La Corte di Cassazione, con la sentenza n. 15323 del 28 aprile 2026, ha riconosciuto la responsabilità colposa di un lavoratore, identificando nella sua violazione delle norme prevenzionistiche la causa di un infortunio mortale.

L’incidente mortale era avvenuto durante operazioni di movimentazione di centine metalliche, eseguita tramite escavatore. Il lavoratore imputato aveva omesso di verificare il corretto aggancio della pinza sul carico, che si era successivamente distaccato, andando a colpire violentemente un collega che si trovava sul luogo.

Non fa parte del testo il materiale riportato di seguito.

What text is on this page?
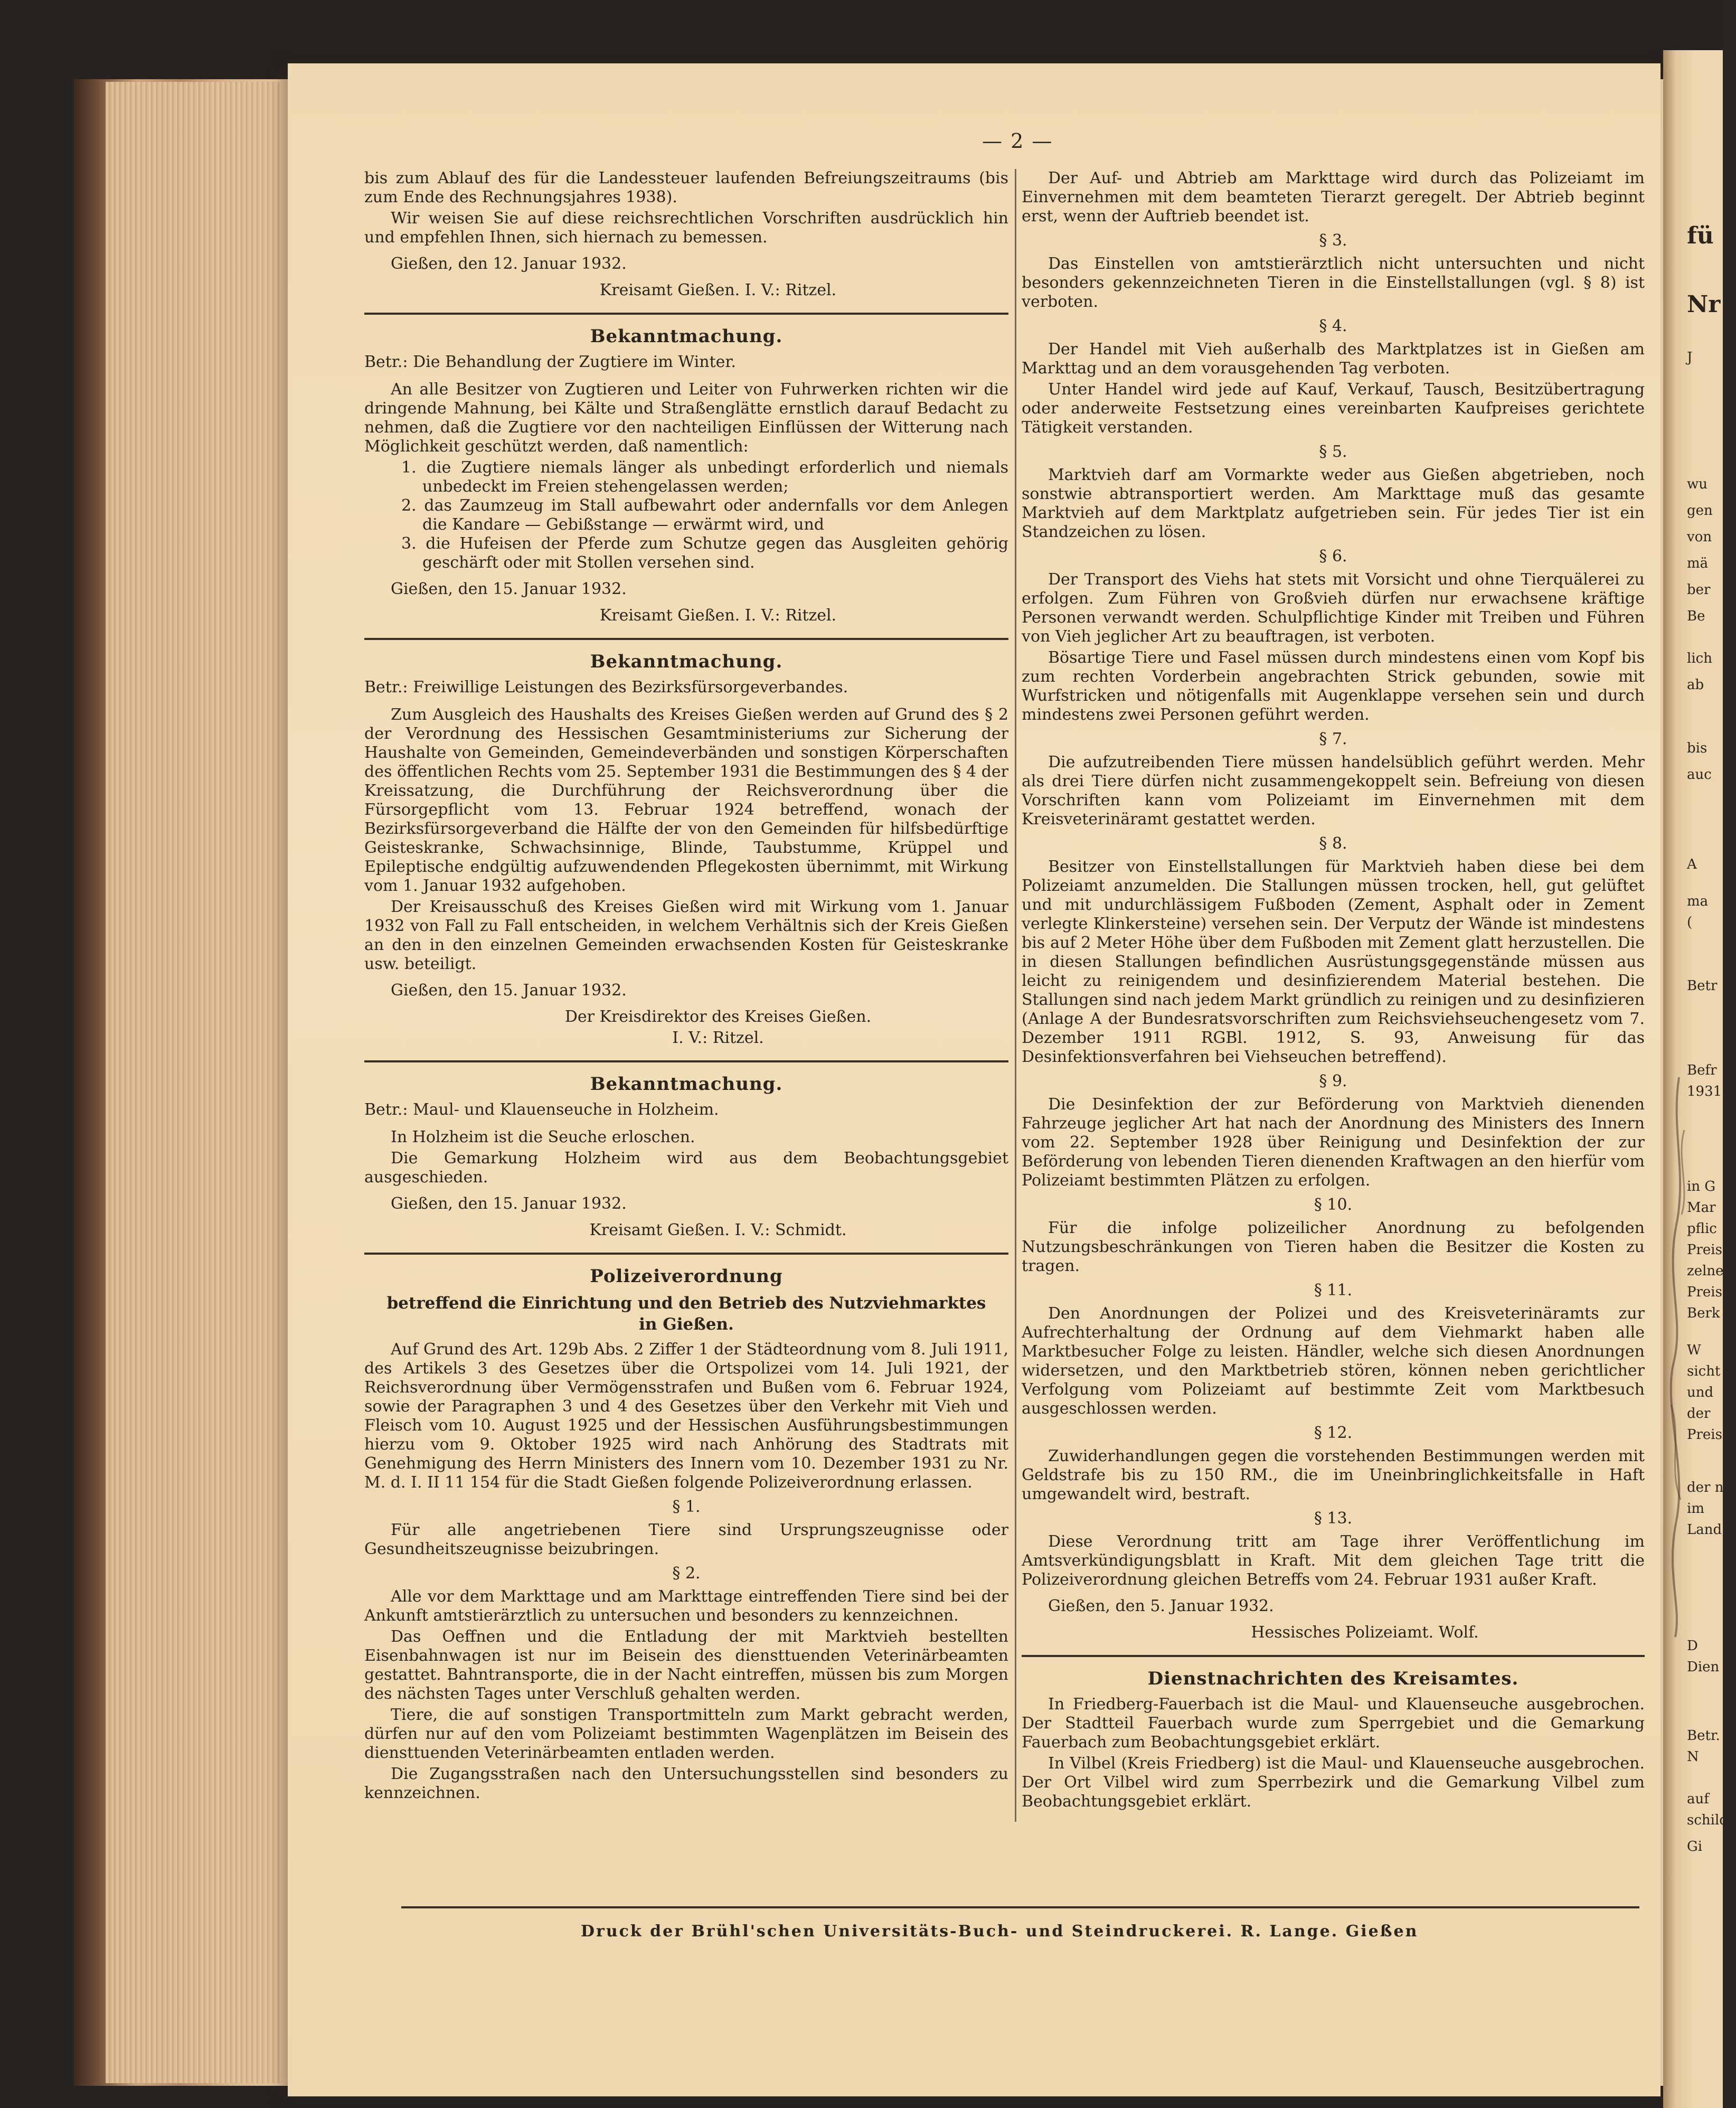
— 2 —

bis zum Ablauf des für die Landessteuer laufenden Befreiungszeitraums (bis zum Ende des Rechnungsjahres 1938).

Wir weisen Sie auf diese reichsrechtlichen Vorschriften ausdrücklich hin und empfehlen Ihnen, sich hiernach zu bemessen.

Gießen, den 12. Januar 1932.

Kreisamt Gießen. I. V.: Ritzel.

Bekanntmachung.

Betr.: Die Behandlung der Zugtiere im Winter.

An alle Besitzer von Zugtieren und Leiter von Fuhrwerken richten wir die dringende Mahnung, bei Kälte und Straßenglätte ernstlich darauf Bedacht zu nehmen, daß die Zugtiere vor den nachteiligen Einflüssen der Witterung nach Möglichkeit geschützt werden, daß namentlich:

1. die Zugtiere niemals länger als unbedingt erforderlich und niemals unbedeckt im Freien stehengelassen werden;

2. das Zaumzeug im Stall aufbewahrt oder andernfalls vor dem Anlegen die Kandare — Gebißstange — erwärmt wird, und

3. die Hufeisen der Pferde zum Schutze gegen das Ausgleiten gehörig geschärft oder mit Stollen versehen sind.

Gießen, den 15. Januar 1932.

Kreisamt Gießen. I. V.: Ritzel.

Bekanntmachung.

Betr.: Freiwillige Leistungen des Bezirksfürsorgeverbandes.

Zum Ausgleich des Haushalts des Kreises Gießen werden auf Grund des § 2 der Verordnung des Hessischen Gesamtministeriums zur Sicherung der Haushalte von Gemeinden, Gemeindeverbänden und sonstigen Körperschaften des öffentlichen Rechts vom 25. September 1931 die Bestimmungen des § 4 der Kreissatzung, die Durchführung der Reichsverordnung über die Fürsorgepflicht vom 13. Februar 1924 betreffend, wonach der Bezirksfürsorgeverband die Hälfte der von den Gemeinden für hilfsbedürftige Geisteskranke, Schwachsinnige, Blinde, Taubstumme, Krüppel und Epileptische endgültig aufzuwendenden Pflegekosten übernimmt, mit Wirkung vom 1. Januar 1932 aufgehoben.

Der Kreisausschuß des Kreises Gießen wird mit Wirkung vom 1. Januar 1932 von Fall zu Fall entscheiden, in welchem Verhältnis sich der Kreis Gießen an den in den einzelnen Gemeinden erwachsenden Kosten für Geisteskranke usw. beteiligt.

Gießen, den 15. Januar 1932.

Der Kreisdirektor des Kreises Gießen.

I. V.: Ritzel.

Bekanntmachung.

Betr.: Maul- und Klauenseuche in Holzheim.

In Holzheim ist die Seuche erloschen.

Die Gemarkung Holzheim wird aus dem Beobachtungsgebiet ausgeschieden.

Gießen, den 15. Januar 1932.

Kreisamt Gießen. I. V.: Schmidt.

Polizeiverordnung

betreffend die Einrichtung und den Betrieb des Nutzviehmarktes

in Gießen.

Auf Grund des Art. 129b Abs. 2 Ziffer 1 der Städteordnung vom 8. Juli 1911, des Artikels 3 des Gesetzes über die Ortspolizei vom 14. Juli 1921, der Reichsverordnung über Vermögensstrafen und Bußen vom 6. Februar 1924, sowie der Paragraphen 3 und 4 des Gesetzes über den Verkehr mit Vieh und Fleisch vom 10. August 1925 und der Hessischen Ausführungsbestimmungen hierzu vom 9. Oktober 1925 wird nach Anhörung des Stadtrats mit Genehmigung des Herrn Ministers des Innern vom 10. Dezember 1931 zu Nr. M. d. I. II 11 154 für die Stadt Gießen folgende Polizeiverordnung erlassen.

§ 1.

Für alle angetriebenen Tiere sind Ursprungszeugnisse oder Gesundheitszeugnisse beizubringen.

§ 2.

Alle vor dem Markttage und am Markttage eintreffenden Tiere sind bei der Ankunft amtstierärztlich zu untersuchen und besonders zu kennzeichnen.

Das Oeffnen und die Entladung der mit Marktvieh bestellten Eisenbahnwagen ist nur im Beisein des diensttuenden Veterinärbeamten gestattet. Bahntransporte, die in der Nacht eintreffen, müssen bis zum Morgen des nächsten Tages unter Verschluß gehalten werden.

Tiere, die auf sonstigen Transportmitteln zum Markt gebracht werden, dürfen nur auf den vom Polizeiamt bestimmten Wagenplätzen im Beisein des diensttuenden Veterinärbeamten entladen werden.

Die Zugangsstraßen nach den Untersuchungsstellen sind besonders zu kennzeichnen.

Der Auf- und Abtrieb am Markttage wird durch das Polizeiamt im Einvernehmen mit dem beamteten Tierarzt geregelt. Der Abtrieb beginnt erst, wenn der Auftrieb beendet ist.

§ 3.

Das Einstellen von amtstierärztlich nicht untersuchten und nicht besonders gekennzeichneten Tieren in die Einstellstallungen (vgl. § 8) ist verboten.

§ 4.

Der Handel mit Vieh außerhalb des Marktplatzes ist in Gießen am Markttag und an dem vorausgehenden Tag verboten.

Unter Handel wird jede auf Kauf, Verkauf, Tausch, Besitzübertragung oder anderweite Festsetzung eines vereinbarten Kaufpreises gerichtete Tätigkeit verstanden.

§ 5.

Marktvieh darf am Vormarkte weder aus Gießen abgetrieben, noch sonstwie abtransportiert werden. Am Markttage muß das gesamte Marktvieh auf dem Marktplatz aufgetrieben sein. Für jedes Tier ist ein Standzeichen zu lösen.

§ 6.

Der Transport des Viehs hat stets mit Vorsicht und ohne Tierquälerei zu erfolgen. Zum Führen von Großvieh dürfen nur erwachsene kräftige Personen verwandt werden. Schulpflichtige Kinder mit Treiben und Führen von Vieh jeglicher Art zu beauftragen, ist verboten.

Bösartige Tiere und Fasel müssen durch mindestens einen vom Kopf bis zum rechten Vorderbein angebrachten Strick gebunden, sowie mit Wurfstricken und nötigenfalls mit Augenklappe versehen sein und durch mindestens zwei Personen geführt werden.

§ 7.

Die aufzutreibenden Tiere müssen handelsüblich geführt werden. Mehr als drei Tiere dürfen nicht zusammengekoppelt sein. Befreiung von diesen Vorschriften kann vom Polizeiamt im Einvernehmen mit dem Kreisveterinäramt gestattet werden.

§ 8.

Besitzer von Einstellstallungen für Marktvieh haben diese bei dem Polizeiamt anzumelden. Die Stallungen müssen trocken, hell, gut gelüftet und mit undurchlässigem Fußboden (Zement, Asphalt oder in Zement verlegte Klinkersteine) versehen sein. Der Verputz der Wände ist mindestens bis auf 2 Meter Höhe über dem Fußboden mit Zement glatt herzustellen. Die in diesen Stallungen befindlichen Ausrüstungsgegenstände müssen aus leicht zu reinigendem und desinfizierendem Material bestehen. Die Stallungen sind nach jedem Markt gründlich zu reinigen und zu desinfizieren (Anlage A der Bundesratsvorschriften zum Reichsviehseuchengesetz vom 7. Dezember 1911 RGBl. 1912, S. 93, Anweisung für das Desinfektionsverfahren bei Viehseuchen betreffend).

§ 9.

Die Desinfektion der zur Beförderung von Marktvieh dienenden Fahrzeuge jeglicher Art hat nach der Anordnung des Ministers des Innern vom 22. September 1928 über Reinigung und Desinfektion der zur Beförderung von lebenden Tieren dienenden Kraftwagen an den hierfür vom Polizeiamt bestimmten Plätzen zu erfolgen.

§ 10.

Für die infolge polizeilicher Anordnung zu befolgenden Nutzungsbeschränkungen von Tieren haben die Besitzer die Kosten zu tragen.

§ 11.

Den Anordnungen der Polizei und des Kreisveterinäramts zur Aufrechterhaltung der Ordnung auf dem Viehmarkt haben alle Marktbesucher Folge zu leisten. Händler, welche sich diesen Anordnungen widersetzen, und den Marktbetrieb stören, können neben gerichtlicher Verfolgung vom Polizeiamt auf bestimmte Zeit vom Marktbesuch ausgeschlossen werden.

§ 12.

Zuwiderhandlungen gegen die vorstehenden Bestimmungen werden mit Geldstrafe bis zu 150 RM., die im Uneinbringlichkeitsfalle in Haft umgewandelt wird, bestraft.

§ 13.

Diese Verordnung tritt am Tage ihrer Veröffentlichung im Amtsverkündigungsblatt in Kraft. Mit dem gleichen Tage tritt die Polizeiverordnung gleichen Betreffs vom 24. Februar 1931 außer Kraft.

Gießen, den 5. Januar 1932.

Hessisches Polizeiamt. Wolf.

Dienstnachrichten des Kreisamtes.

In Friedberg-Fauerbach ist die Maul- und Klauenseuche ausgebrochen. Der Stadtteil Fauerbach wurde zum Sperrgebiet und die Gemarkung Fauerbach zum Beobachtungsgebiet erklärt.

In Vilbel (Kreis Friedberg) ist die Maul- und Klauenseuche ausgebrochen. Der Ort Vilbel wird zum Sperrbezirk und die Gemarkung Vilbel zum Beobachtungsgebiet erklärt.

Druck der Brühl'schen Universitäts-Buch- und Steindruckerei. R. Lange. Gießen
fü
Nr
J
wu
gen
von
mä
ber
Be
lich
ab
bis
auc
A
ma
(
Betr
Befr
1931
in G
Mar
pflic
Preis
zelne
Preis
Berk
W
sicht
und
der
Preis
der n
im
Land
D
Dien
Betr.
N
auf
schilde
Gi
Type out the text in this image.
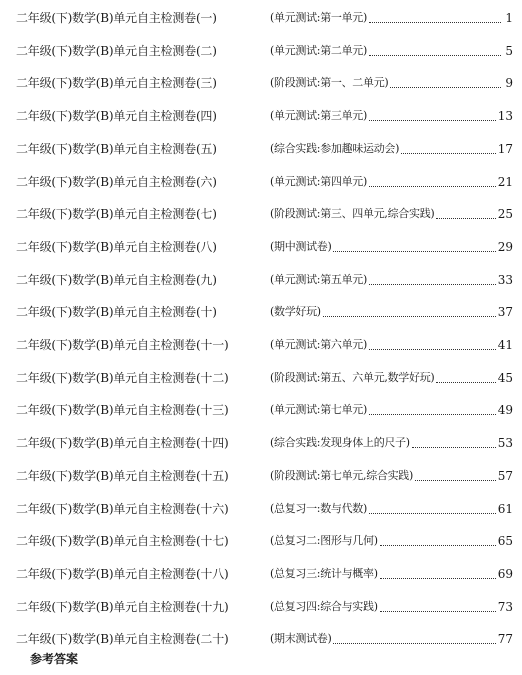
二年级(下)数学(B)单元自主检测卷(一)	(单元测试:第一单元)	1
二年级(下)数学(B)单元自主检测卷(二)	(单元测试:第二单元)	5
二年级(下)数学(B)单元自主检测卷(三)	(阶段测试:第一、二单元)	9
二年级(下)数学(B)单元自主检测卷(四)	(单元测试:第三单元)	13
二年级(下)数学(B)单元自主检测卷(五)	(综合实践:参加趣味运动会)	17
二年级(下)数学(B)单元自主检测卷(六)	(单元测试:第四单元)	21
二年级(下)数学(B)单元自主检测卷(七)	(阶段测试:第三、四单元,综合实践)	25
二年级(下)数学(B)单元自主检测卷(八)	(期中测试卷)	29
二年级(下)数学(B)单元自主检测卷(九)	(单元测试:第五单元)	33
二年级(下)数学(B)单元自主检测卷(十)	(数学好玩)	37
二年级(下)数学(B)单元自主检测卷(十一)	(单元测试:第六单元)	41
二年级(下)数学(B)单元自主检测卷(十二)	(阶段测试:第五、六单元,数学好玩)	45
二年级(下)数学(B)单元自主检测卷(十三)	(单元测试:第七单元)	49
二年级(下)数学(B)单元自主检测卷(十四)	(综合实践:发现身体上的尺子)	53
二年级(下)数学(B)单元自主检测卷(十五)	(阶段测试:第七单元,综合实践)	57
二年级(下)数学(B)单元自主检测卷(十六)	(总复习一:数与代数)	61
二年级(下)数学(B)单元自主检测卷(十七)	(总复习二:图形与几何)	65
二年级(下)数学(B)单元自主检测卷(十八)	(总复习三:统计与概率)	69
二年级(下)数学(B)单元自主检测卷(十九)	(总复习四:综合与实践)	73
二年级(下)数学(B)单元自主检测卷(二十)	(期末测试卷)	77
参考答案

L’imputato era stato condannato dalla Corte d’Appello di Perugia per omicidio colposo, aggravato dalla violazione delle norme antinfortunistiche (art. 589, comma 2, c.p.). La difesa del lavoratore imputato ha quindi fatto ricorso, adducendo che: non ricoprisse una posizione di garanzia e di conseguenza non fosse condannabile; il nesso causale non sussistesse; non fosse applicabile l’aggravante.

La Corte di Cassazione ha rigettato il ricorso, affermando un principio di estrema rilevanza giuridica: l’esistenza formale di una posizione di garanzia non è necessaria a formulare una condanna, se è riconosciuto l’aggravante della violazione antinfortunistica.